From Fraxel to IPL to LED red light therapies, all the treatments listed above are centered on the idea that the body needs to ‘HURT TO HEAL.’  

In the aesthetic market over the past 1000 years, humans have experimented with all kinds of modalities to repair, rejuvenate, and reboot the skin to its original or optimal function and appearance.

Queen Cleopatra rejuvenated herself by using cow’s milk to bathe herself in her bathtub. This practice is considered effective because sour milk contains Alpha Hydroxy Acid (AHA) and has peeling effects.

In dermatological science, the use of evidence-based, prescriptive modes ranges from the AAAs (Antibiotics, Anti-Androgens, Accutane) or lasers for repair and rejuvenation, as well as many invasive types of measures that involve downtime and possible immunological damage.

In the non-medical, non-prescription market, microdermabrasion and chemical acid peels like AHA products are all about packaging and presentation. Skincare products like peels and serums coming from Korea and Israel look enticing, but one must carefully evaluate the costs versus benefits and longer-term risks. Many of these products are nothing more than gimmicks, and it is prudent to be cautious when dealing with the skin, as any damage may be irreversible. 
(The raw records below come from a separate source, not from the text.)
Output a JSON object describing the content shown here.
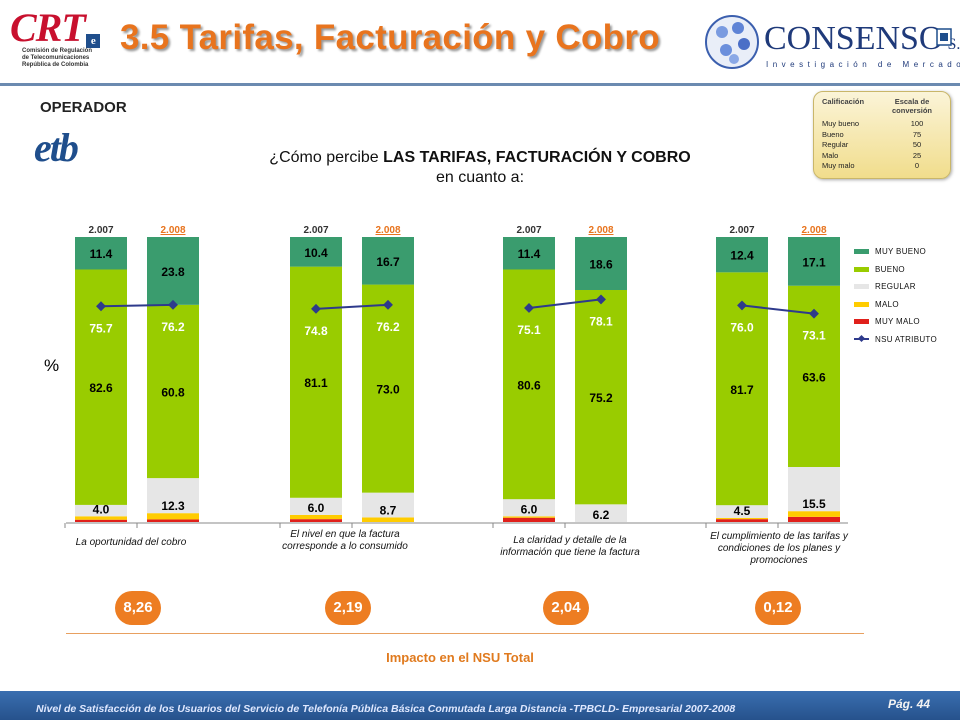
{
  "header": {
    "crt_logo_text": "CRT",
    "crt_logo_badge": "e",
    "crt_subtitle": [
      "Comisión de Regulación",
      "de Telecomunicaciones",
      "República de Colombia"
    ],
    "title": "3.5 Tarifas, Facturación y Cobro",
    "consenso_name": "CONSENSO",
    "consenso_sa": "S.A.",
    "consenso_tagline": "Investigación de Mercados"
  },
  "operator": {
    "label": "OPERADOR",
    "logo_text": "etb"
  },
  "question": {
    "prefix": "¿Cómo percibe ",
    "strong": "LAS TARIFAS, FACTURACIÓN Y COBRO",
    "line2": "en cuanto a:"
  },
  "scale_box": {
    "header_left": "Calificación",
    "header_right": "Escala de conversión",
    "rows": [
      {
        "label": "Muy bueno",
        "value": "100"
      },
      {
        "label": "Bueno",
        "value": "75"
      },
      {
        "label": "Regular",
        "value": "50"
      },
      {
        "label": "Malo",
        "value": "25"
      },
      {
        "label": "Muy malo",
        "value": "0"
      }
    ]
  },
  "colors": {
    "muy_bueno": "#3a9c6e",
    "bueno": "#99cc00",
    "regular": "#e6e6e6",
    "malo": "#ffcc00",
    "muy_malo": "#e0201b",
    "nsu_line": "#2e3a8c",
    "year2008": "#e8741e"
  },
  "chart_data": {
    "type": "bar",
    "stacked": true,
    "unit_label": "%",
    "ylim": [
      0,
      100
    ],
    "legend": {
      "placement": "right",
      "entries": [
        "MUY BUENO",
        "BUENO",
        "REGULAR",
        "MALO",
        "MUY MALO",
        "NSU ATRIBUTO"
      ]
    },
    "groups": [
      {
        "attribute": "La oportunidad  del cobro",
        "impact": "8,26",
        "bars": [
          {
            "year": "2.007",
            "muy_bueno": 11.4,
            "bueno": 82.6,
            "regular": 4.0,
            "malo": 1.2,
            "muy_malo": 0.8,
            "nsu": 75.7
          },
          {
            "year": "2.008",
            "muy_bueno": 23.8,
            "bueno": 60.8,
            "regular": 12.3,
            "malo": 2.2,
            "muy_malo": 0.9,
            "nsu": 76.2
          }
        ]
      },
      {
        "attribute": "El nivel en que la factura corresponde a lo consumido",
        "impact": "2,19",
        "bars": [
          {
            "year": "2.007",
            "muy_bueno": 10.4,
            "bueno": 81.1,
            "regular": 6.0,
            "malo": 1.5,
            "muy_malo": 1.0,
            "nsu": 74.8
          },
          {
            "year": "2.008",
            "muy_bueno": 16.7,
            "bueno": 73.0,
            "regular": 8.7,
            "malo": 1.6,
            "muy_malo": 0.0,
            "nsu": 76.2
          }
        ]
      },
      {
        "attribute": "La claridad y detalle de la información que tiene la factura",
        "impact": "2,04",
        "bars": [
          {
            "year": "2.007",
            "muy_bueno": 11.4,
            "bueno": 80.6,
            "regular": 6.0,
            "malo": 0.5,
            "muy_malo": 1.5,
            "nsu": 75.1
          },
          {
            "year": "2.008",
            "muy_bueno": 18.6,
            "bueno": 75.2,
            "regular": 6.2,
            "malo": 0.0,
            "muy_malo": 0.0,
            "nsu": 78.1
          }
        ]
      },
      {
        "attribute": "El cumplimiento de las tarifas y condiciones de los planes y promociones",
        "impact": "0,12",
        "bars": [
          {
            "year": "2.007",
            "muy_bueno": 12.4,
            "bueno": 81.7,
            "regular": 4.5,
            "malo": 0.4,
            "muy_malo": 1.0,
            "nsu": 76.0
          },
          {
            "year": "2.008",
            "muy_bueno": 17.1,
            "bueno": 63.6,
            "regular": 15.5,
            "malo": 2.0,
            "muy_malo": 1.8,
            "nsu": 73.1
          }
        ]
      }
    ]
  },
  "impact": {
    "label": "Impacto en el NSU Total"
  },
  "footer": {
    "text": "Nivel de Satisfacción de los Usuarios del Servicio de Telefonía Pública Básica Conmutada Larga Distancia -TPBCLD- Empresarial 2007-2008",
    "page": "Pág. 44"
  }
}
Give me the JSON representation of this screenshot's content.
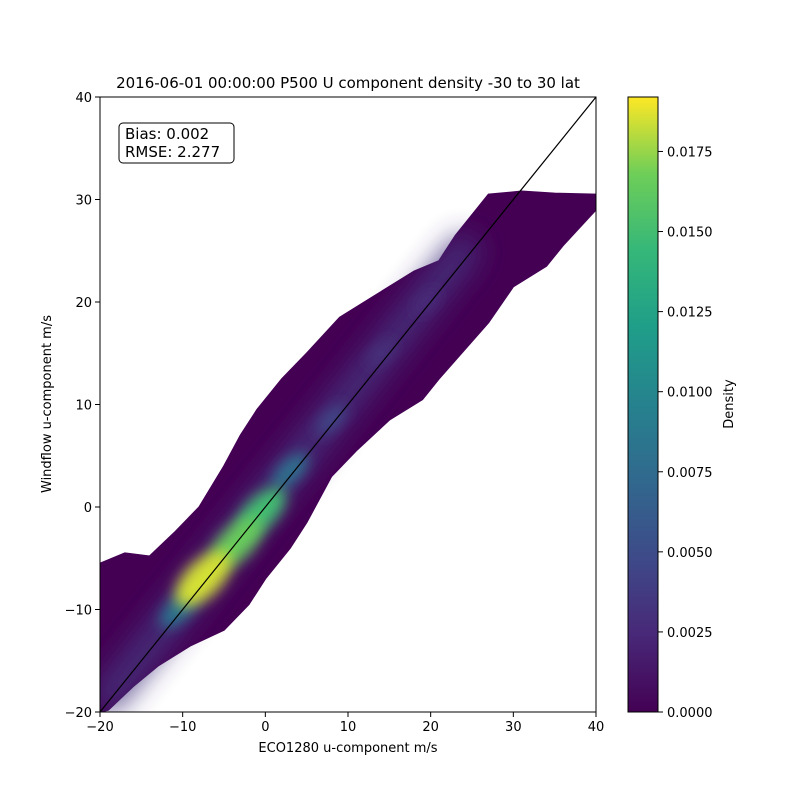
{
  "chart_data": {
    "type": "heatmap",
    "title": "2016-06-01 00:00:00 P500 U component density -30 to 30 lat",
    "xlabel": "ECO1280 u-component m/s",
    "ylabel": "Windflow u-component m/s",
    "xlim": [
      -20,
      40
    ],
    "ylim": [
      -20,
      40
    ],
    "x_ticks": [
      -20,
      -10,
      0,
      10,
      20,
      30,
      40
    ],
    "y_ticks": [
      -20,
      -10,
      0,
      10,
      20,
      30,
      40
    ],
    "x_tick_labels": [
      "−20",
      "−10",
      "0",
      "10",
      "20",
      "30",
      "40"
    ],
    "y_tick_labels": [
      "−20",
      "−10",
      "0",
      "10",
      "20",
      "30",
      "40"
    ],
    "grid": false,
    "colormap": "viridis",
    "colorbar": {
      "label": "Density",
      "range": [
        0.0,
        0.0192
      ],
      "ticks": [
        0.0,
        0.0025,
        0.005,
        0.0075,
        0.01,
        0.0125,
        0.015,
        0.0175
      ],
      "tick_labels": [
        "0.0000",
        "0.0025",
        "0.0050",
        "0.0075",
        "0.0100",
        "0.0125",
        "0.0150",
        "0.0175"
      ]
    },
    "stats_box": {
      "lines": [
        "Bias: 0.002",
        "RMSE: 2.277"
      ]
    },
    "reference_line": {
      "from": [
        -20,
        -20
      ],
      "to": [
        40,
        40
      ],
      "color": "#000000"
    },
    "density_hotspots": [
      {
        "x": -7.5,
        "y": -7.0,
        "density": 0.0185
      },
      {
        "x": -3.5,
        "y": -3.5,
        "density": 0.0165
      },
      {
        "x": -0.5,
        "y": -0.5,
        "density": 0.015
      },
      {
        "x": -10.5,
        "y": -10.0,
        "density": 0.0085
      },
      {
        "x": 3.0,
        "y": 3.5,
        "density": 0.008
      },
      {
        "x": 8.0,
        "y": 8.5,
        "density": 0.0045
      },
      {
        "x": 14.0,
        "y": 15.0,
        "density": 0.003
      },
      {
        "x": 19.5,
        "y": 20.0,
        "density": 0.0025
      }
    ],
    "scatter_envelope_upper": [
      [
        -20,
        -5.5
      ],
      [
        -17,
        -4.5
      ],
      [
        -14,
        -4.8
      ],
      [
        -11,
        -2.5
      ],
      [
        -8,
        0.0
      ],
      [
        -5,
        4.0
      ],
      [
        -3,
        7.0
      ],
      [
        -1,
        9.5
      ],
      [
        2,
        12.5
      ],
      [
        5,
        15.0
      ],
      [
        9,
        18.5
      ],
      [
        13,
        20.5
      ],
      [
        18,
        23.0
      ],
      [
        21,
        24.0
      ],
      [
        23,
        26.5
      ],
      [
        27,
        30.5
      ],
      [
        31,
        30.8
      ],
      [
        35,
        30.6
      ],
      [
        40,
        30.5
      ]
    ],
    "scatter_envelope_lower": [
      [
        40,
        29.0
      ],
      [
        36,
        25.5
      ],
      [
        34,
        23.5
      ],
      [
        30,
        21.5
      ],
      [
        27,
        18.0
      ],
      [
        21,
        12.5
      ],
      [
        19,
        10.5
      ],
      [
        15,
        8.5
      ],
      [
        11,
        5.5
      ],
      [
        8,
        3.0
      ],
      [
        5,
        -1.5
      ],
      [
        3,
        -4.0
      ],
      [
        0,
        -7.0
      ],
      [
        -2,
        -9.5
      ],
      [
        -5,
        -12.0
      ],
      [
        -9,
        -13.5
      ],
      [
        -13,
        -15.5
      ],
      [
        -16,
        -17.5
      ],
      [
        -19,
        -19.8
      ],
      [
        -20,
        -20
      ]
    ]
  }
}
While many invasive and ablative modalities may achieve faster results, the risks need to be considered. Often, they result in extended downtime and thins down the epidermis – the top layer of the skin. Subsequent treatments may likewise be problematic. 

There are risks of hyperpigmentation (PIH – Post-inflammatory hyperpigmentation). There is also a minor risk of infection, and each procedure must be carefully supervised by doctors. 

Our QCS modality and treatment protocols take a conservative approach. The results are more sustainable in the longer term and are generally safer. From our years of experience of doing more than 1 million treatments, the safety and effectiveness of QCS have been proven through full scientific predictability, consistency, and replicability. 

Yes, it takes a longer time and thus requires some perseverance and patience. It may even take more than two months to achieve satisfactory results.


However, this should be the norm when treating the face. We need to be conservative. It’s like going to the gym — we start gradually but build up your strength and health in a more sustainable manner. 


Unlike many ablative and invasive treatments, the 1094 nm wavelength of a Q-Switch ND YAG  Laser machine will not damage your epidermis. Instead, the laser light goes directly into the dermis to stimulate collagen production.